Luce Irigaray emphasizes the link between visible and invisible, because every relationship is based, or should be based, on a close connection between what can be seen and what, instead, is beyond our sensory perceptions and that we ought to have the patience to discover, through a dialogue, but also, and above all, by listening.

“[…] Another human being […]. Pausing to perceive it on a sensible level – to watch, to listen to his or her voice, to touch it – that is, in part, invisible, inaudible, untouchable for me – I move forward from simply physical perception to spiritual perception of the other, which allows a love between us without submission or appropriation of one another” (see Irigaray, Luce, Il Mistero di Maria, ed. Paoline, 2010).

Irigaray speaks of breath, so present, alive, in women. Breath that should not be opposed to the word, traditionally masculine, and placed in a position of superiority. However, the two, breath and speech, ought to be reunited, as visible and invisible – what can be said and what is retained in silence.

Luce Irigaray brings to light, also in this text, the difficulty for men, and for society as a whole (which took the male models as reference) to enhance the woman, her peculiarities, such as knowing how to accept, to make space inside themselves in order to unite with her breath, so experiencing how to give a new voice to the word. Thus, without erasing the differences, but instead enhancing them, the matter is one of finding horizons of meaning and values, not yet investigated or detained in the name of other dominating spheres, which have relegated many qualities (both male and female) in subordinate places.

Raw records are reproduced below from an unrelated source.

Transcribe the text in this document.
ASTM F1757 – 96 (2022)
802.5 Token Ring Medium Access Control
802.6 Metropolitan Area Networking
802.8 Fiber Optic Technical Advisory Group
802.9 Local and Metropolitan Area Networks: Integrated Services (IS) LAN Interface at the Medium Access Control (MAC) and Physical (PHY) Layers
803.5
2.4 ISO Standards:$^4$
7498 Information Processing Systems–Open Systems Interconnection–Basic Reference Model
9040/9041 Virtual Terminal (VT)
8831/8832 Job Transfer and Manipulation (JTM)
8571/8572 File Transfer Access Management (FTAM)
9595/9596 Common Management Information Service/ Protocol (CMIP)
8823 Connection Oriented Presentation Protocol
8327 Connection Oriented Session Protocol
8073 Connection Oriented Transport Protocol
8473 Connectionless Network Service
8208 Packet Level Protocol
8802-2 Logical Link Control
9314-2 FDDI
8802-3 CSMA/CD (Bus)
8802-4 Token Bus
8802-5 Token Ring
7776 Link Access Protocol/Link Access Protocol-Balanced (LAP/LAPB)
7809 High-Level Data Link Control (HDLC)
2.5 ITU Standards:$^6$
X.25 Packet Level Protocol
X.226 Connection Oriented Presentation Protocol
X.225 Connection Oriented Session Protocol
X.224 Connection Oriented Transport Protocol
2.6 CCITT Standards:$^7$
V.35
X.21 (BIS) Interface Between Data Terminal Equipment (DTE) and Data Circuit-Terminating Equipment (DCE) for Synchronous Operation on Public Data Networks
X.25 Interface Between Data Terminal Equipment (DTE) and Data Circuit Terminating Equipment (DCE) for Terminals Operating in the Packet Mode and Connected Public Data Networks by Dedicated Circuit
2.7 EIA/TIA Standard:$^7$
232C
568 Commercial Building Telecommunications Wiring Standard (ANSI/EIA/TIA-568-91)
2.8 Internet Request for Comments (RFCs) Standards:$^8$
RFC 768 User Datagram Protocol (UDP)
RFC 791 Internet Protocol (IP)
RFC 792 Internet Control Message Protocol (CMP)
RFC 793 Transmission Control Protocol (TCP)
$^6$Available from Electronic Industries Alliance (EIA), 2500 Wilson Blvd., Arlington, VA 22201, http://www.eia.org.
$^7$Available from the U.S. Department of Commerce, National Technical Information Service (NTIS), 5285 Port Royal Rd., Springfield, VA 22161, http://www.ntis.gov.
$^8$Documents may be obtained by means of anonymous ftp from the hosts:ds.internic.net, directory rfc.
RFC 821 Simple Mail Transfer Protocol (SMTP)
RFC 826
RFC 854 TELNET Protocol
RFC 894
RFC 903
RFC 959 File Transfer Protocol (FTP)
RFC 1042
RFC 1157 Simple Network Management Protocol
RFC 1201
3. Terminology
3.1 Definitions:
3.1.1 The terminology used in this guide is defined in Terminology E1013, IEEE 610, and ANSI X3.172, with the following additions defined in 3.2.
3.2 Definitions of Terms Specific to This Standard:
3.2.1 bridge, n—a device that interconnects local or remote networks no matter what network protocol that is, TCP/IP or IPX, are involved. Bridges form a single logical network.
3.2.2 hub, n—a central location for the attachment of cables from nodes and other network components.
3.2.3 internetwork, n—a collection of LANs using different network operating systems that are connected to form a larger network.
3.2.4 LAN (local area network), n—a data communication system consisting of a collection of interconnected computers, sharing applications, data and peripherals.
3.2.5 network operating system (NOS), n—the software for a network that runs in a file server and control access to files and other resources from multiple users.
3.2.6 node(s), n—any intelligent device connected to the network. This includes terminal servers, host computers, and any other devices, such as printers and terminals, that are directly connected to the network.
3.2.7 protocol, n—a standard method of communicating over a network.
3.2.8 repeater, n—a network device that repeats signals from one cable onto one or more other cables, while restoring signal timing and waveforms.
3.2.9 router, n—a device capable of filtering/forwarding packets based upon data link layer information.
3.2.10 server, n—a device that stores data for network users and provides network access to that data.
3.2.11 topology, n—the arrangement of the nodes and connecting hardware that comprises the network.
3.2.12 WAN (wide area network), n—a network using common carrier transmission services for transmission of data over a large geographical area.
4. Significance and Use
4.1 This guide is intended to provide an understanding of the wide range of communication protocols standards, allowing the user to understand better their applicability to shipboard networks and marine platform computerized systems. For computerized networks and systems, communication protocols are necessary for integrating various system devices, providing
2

We can rediscover the human being in its entirety, in its contact with body, not just in the sense of its visible, but also its invisible part, a reunification first of all of each with himself/herself, and then with others who are different, and with nature. This leads to reinstate everything that centuries of social constructions have downgraded without realizing that the damage was not only for women, but for the entire species, so deprived of essential aspects that are vital for the human being, aspects of which revaluation could restore completeness of the person.